I had the pleasure of meeting Cathy several years ago at one of Professor Eric Goldman's meet-ups of Bay Area legal bloggers; at subsequent meet-ups and on Twitter, we've had a chance to talk some more and strengthen that casual acquaintance. One thing you learn very quickly about Cathy is that she is moderately fond of Huey Lewis and the News. As the continuum of Huey Lewis knowledge amongst my other friends runs from "Who?" to "I think I remember him," to "I once owned one of his cassettes," I can say without much fear of contradiction that she's by far the most dedicated Huey Lewis fan I know. She may be the most dedicated Huey Lewis fan he knows.

That dedication is on display in this week's lengthy Blawg Review, along with the best legal blogging of the past week. Highlights include posts from News namesakes (Bill, Sean, Mario, Chris, and Johnny, but it seems that there are no legal bloggers named Huey), posts about maintaining eligibility for Medicaid and dealing with the unpleasantness that is health coverage, and a post contemplating that life may be better after a big law firm lay-off.

Tune in next week when Walter Olson will host Blawg Review #220 at his venerable Overlawyered blog and detail his abiding love for 80s hair bands.

03 July 2009

TGIS: Thank God It's Schadenfreude! (226)

This week's joy in the misfortune of others comes courtesy of the Associated Press (from Wednesday, July 1; link good at time of posting):
The sheriff of Oregon's most populous county has flunked his police certification course.

A passing score is an average of 75 on three written tests; Multnomah County Sheriff Bob Skipper got a 66, said Eriks Gabliks, deputy director of the state agency that certifies police officers.

Skipper, 70, will get another shot at the course in late August.

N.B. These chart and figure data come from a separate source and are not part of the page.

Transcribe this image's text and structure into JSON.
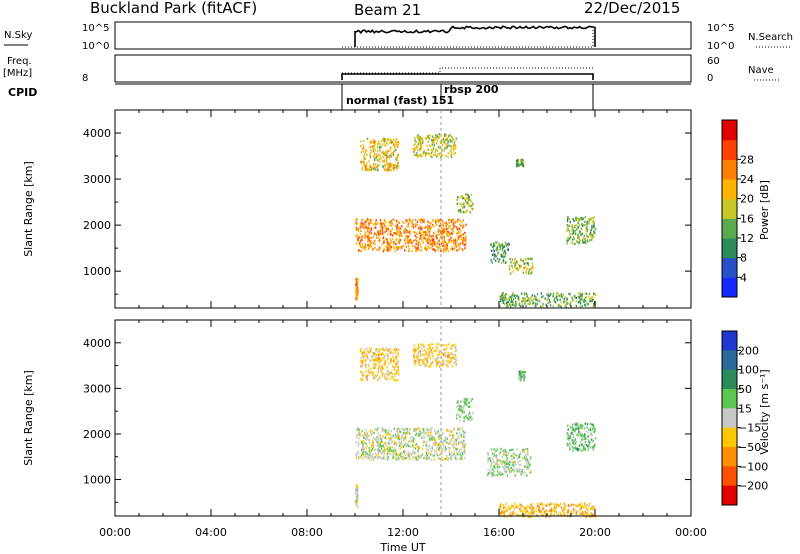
{
  "header": {
    "station": "Buckland Park (fitACF)",
    "beam": "Beam 21",
    "date": "22/Dec/2015"
  },
  "panels": {
    "nsky_label": "N.Sky",
    "nsky_ticks": [
      "10^5",
      "10^0"
    ],
    "nsearch_label": "N.Search",
    "nsearch_ticks": [
      "10^5",
      "10^0"
    ],
    "freq_label": "Freq.",
    "freq_unit": "[MHz]",
    "freq_tick": "8",
    "nave_label": "Nave",
    "nave_ticks": [
      "60",
      "0"
    ],
    "cpid_label": "CPID",
    "cpid_segments": [
      {
        "label": "normal (fast) 151",
        "start": 10.0,
        "end": 14.0
      },
      {
        "label": "rbsp 200",
        "start": 14.0,
        "end": 20.0
      }
    ]
  },
  "chart_data": [
    {
      "type": "heatmap",
      "quantity": "Power",
      "ylabel": "Slant Range [km]",
      "xlabel": "Time UT",
      "xlim": [
        0,
        24
      ],
      "ylim": [
        200,
        4500
      ],
      "x_ticks": [
        "00:00",
        "04:00",
        "08:00",
        "12:00",
        "16:00",
        "20:00",
        "00:00"
      ],
      "y_ticks": [
        1000,
        2000,
        3000,
        4000
      ],
      "colorbar": {
        "label": "Power [dB]",
        "ticks": [
          4,
          8,
          12,
          16,
          20,
          24,
          28
        ],
        "colors": [
          "#1428ff",
          "#2850c8",
          "#2a8a5a",
          "#5aaa50",
          "#c8c828",
          "#ffb400",
          "#ff8000",
          "#ff4000",
          "#e00000"
        ]
      },
      "regions": [
        {
          "t0": 10.0,
          "t1": 14.6,
          "r0": 1450,
          "r1": 2150,
          "value": 22
        },
        {
          "t0": 10.2,
          "t1": 11.8,
          "r0": 3200,
          "r1": 3900,
          "value": 18
        },
        {
          "t0": 12.4,
          "t1": 14.2,
          "r0": 3500,
          "r1": 4000,
          "value": 16
        },
        {
          "t0": 14.2,
          "t1": 14.9,
          "r0": 2300,
          "r1": 2700,
          "value": 14
        },
        {
          "t0": 15.6,
          "t1": 16.4,
          "r0": 1200,
          "r1": 1650,
          "value": 11
        },
        {
          "t0": 16.4,
          "t1": 17.4,
          "r0": 950,
          "r1": 1300,
          "value": 15
        },
        {
          "t0": 16.7,
          "t1": 17.0,
          "r0": 3300,
          "r1": 3450,
          "value": 11
        },
        {
          "t0": 18.8,
          "t1": 20.0,
          "r0": 1600,
          "r1": 2200,
          "value": 13
        },
        {
          "t0": 16.0,
          "t1": 20.0,
          "r0": 250,
          "r1": 550,
          "value": 12
        },
        {
          "t0": 10.0,
          "t1": 10.1,
          "r0": 400,
          "r1": 900,
          "value": 22
        }
      ]
    },
    {
      "type": "heatmap",
      "quantity": "Velocity",
      "ylabel": "Slant Range [km]",
      "xlabel": "Time UT",
      "xlim": [
        0,
        24
      ],
      "ylim": [
        200,
        4500
      ],
      "x_ticks": [
        "00:00",
        "04:00",
        "08:00",
        "12:00",
        "16:00",
        "20:00",
        "00:00"
      ],
      "y_ticks": [
        1000,
        2000,
        3000,
        4000
      ],
      "colorbar": {
        "label": "Velocity [m s⁻¹]",
        "ticks": [
          "200",
          "100",
          "50",
          "15",
          "−15",
          "−50",
          "−100",
          "−200"
        ],
        "colors": [
          "#2038d0",
          "#2a6a9a",
          "#2a8a5a",
          "#5ac850",
          "#c8c8c8",
          "#ffc800",
          "#ff9000",
          "#ff5000",
          "#e00000"
        ]
      },
      "regions": [
        {
          "t0": 10.0,
          "t1": 14.6,
          "r0": 1450,
          "r1": 2150,
          "value": 0
        },
        {
          "t0": 10.2,
          "t1": 11.8,
          "r0": 3200,
          "r1": 3900,
          "value": -30
        },
        {
          "t0": 12.4,
          "t1": 14.2,
          "r0": 3500,
          "r1": 4000,
          "value": -30
        },
        {
          "t0": 14.2,
          "t1": 14.9,
          "r0": 2300,
          "r1": 2800,
          "value": 20
        },
        {
          "t0": 15.5,
          "t1": 17.3,
          "r0": 1100,
          "r1": 1700,
          "value": 10
        },
        {
          "t0": 16.8,
          "t1": 17.1,
          "r0": 3200,
          "r1": 3400,
          "value": 30
        },
        {
          "t0": 18.8,
          "t1": 20.0,
          "r0": 1650,
          "r1": 2250,
          "value": 30
        },
        {
          "t0": 16.0,
          "t1": 20.0,
          "r0": 200,
          "r1": 500,
          "value": -40
        },
        {
          "t0": 10.0,
          "t1": 10.1,
          "r0": 400,
          "r1": 900,
          "value": 0
        }
      ]
    }
  ]
}
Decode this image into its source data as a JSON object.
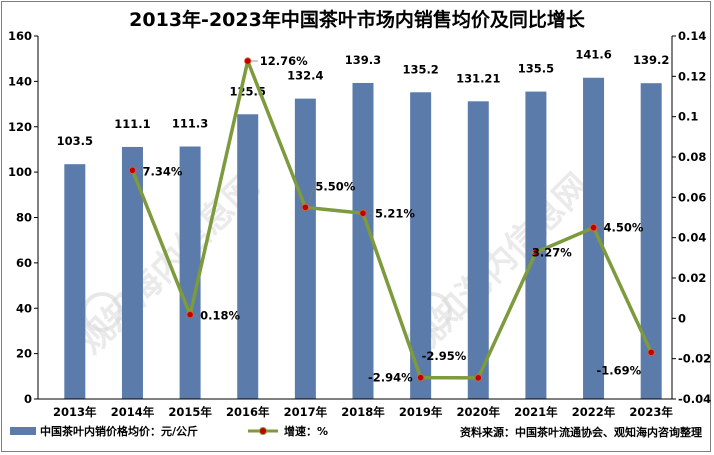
{
  "chart_data": {
    "type": "bar",
    "title": "2013年-2023年中国茶叶市场内销售均价及同比增长",
    "categories": [
      "2013年",
      "2014年",
      "2015年",
      "2016年",
      "2017年",
      "2018年",
      "2019年",
      "2020年",
      "2021年",
      "2022年",
      "2023年"
    ],
    "series": [
      {
        "name": "中国茶叶内销价格均价：元/公斤",
        "type": "bar",
        "axis": "left",
        "color": "#5b7bab",
        "values": [
          103.5,
          111.1,
          111.3,
          125.5,
          132.4,
          139.3,
          135.2,
          131.21,
          135.5,
          141.6,
          139.2
        ],
        "labels": [
          "103.5",
          "111.1",
          "111.3",
          "125.5",
          "132.4",
          "139.3",
          "135.2",
          "131.21",
          "135.5",
          "141.6",
          "139.2"
        ]
      },
      {
        "name": "增速：%",
        "type": "line",
        "axis": "right",
        "color": "#7d9a3c",
        "marker_color": "#c00000",
        "values": [
          null,
          0.0734,
          0.0018,
          0.1276,
          0.055,
          0.0521,
          -0.0294,
          -0.0295,
          0.0327,
          0.045,
          -0.0169
        ],
        "labels": [
          "",
          "7.34%",
          "0.18%",
          "12.76%",
          "5.50%",
          "5.21%",
          "-2.94%",
          "-2.95%",
          "3.27%",
          "4.50%",
          "-1.69%"
        ]
      }
    ],
    "y_left": {
      "min": 0,
      "max": 160,
      "step": 20,
      "ticks": [
        "0",
        "20",
        "40",
        "60",
        "80",
        "100",
        "120",
        "140",
        "160"
      ]
    },
    "y_right": {
      "min": -0.04,
      "max": 0.14,
      "step": 0.02,
      "ticks": [
        "-0.04",
        "-0.02",
        "0",
        "0.02",
        "0.04",
        "0.06",
        "0.08",
        "0.1",
        "0.12",
        "0.14"
      ]
    },
    "grid": false,
    "legend": "bottom-left",
    "source": "资料来源：中国茶叶流通协会、观知海内咨询整理",
    "watermark": "观知海内信息网"
  }
}
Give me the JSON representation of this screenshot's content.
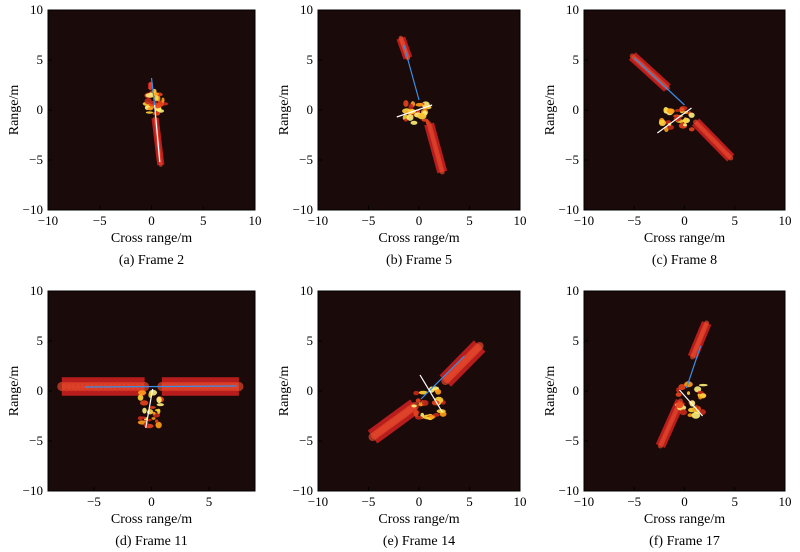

If he fails a second time, he'll have to go through a 16-week cadet training program he had been trying to avoid.

. . . .

Skipper tried to get a waiver allowing him to take shorter refresher courses. When that failed, it appeared Skipper would have to head to the Salem academy to become perhaps the oldest police cadet in state history.

But the state Legislature rescued him last month, with an amendment narrowly tailored to Skipper's qualifications. The amendment allows the certification of a sheriff who has served at least 25 years as a police officer in Oregon, retired from law enforcement under honorable conditions, held state executive-level certification, served as elected sheriff for at least four years and is elected in a county where the sheriff's chief role is as an administrator.

But that waiver only applies if Skipper passes the written tests. Skipper said Wednesday he did not adequately prepare. "It's just a matter of me dropping the ball," he told The Oregonian.

Gabliks said about 40 people take the course each year, and Skipper is one of only a handful of people he can remember failing.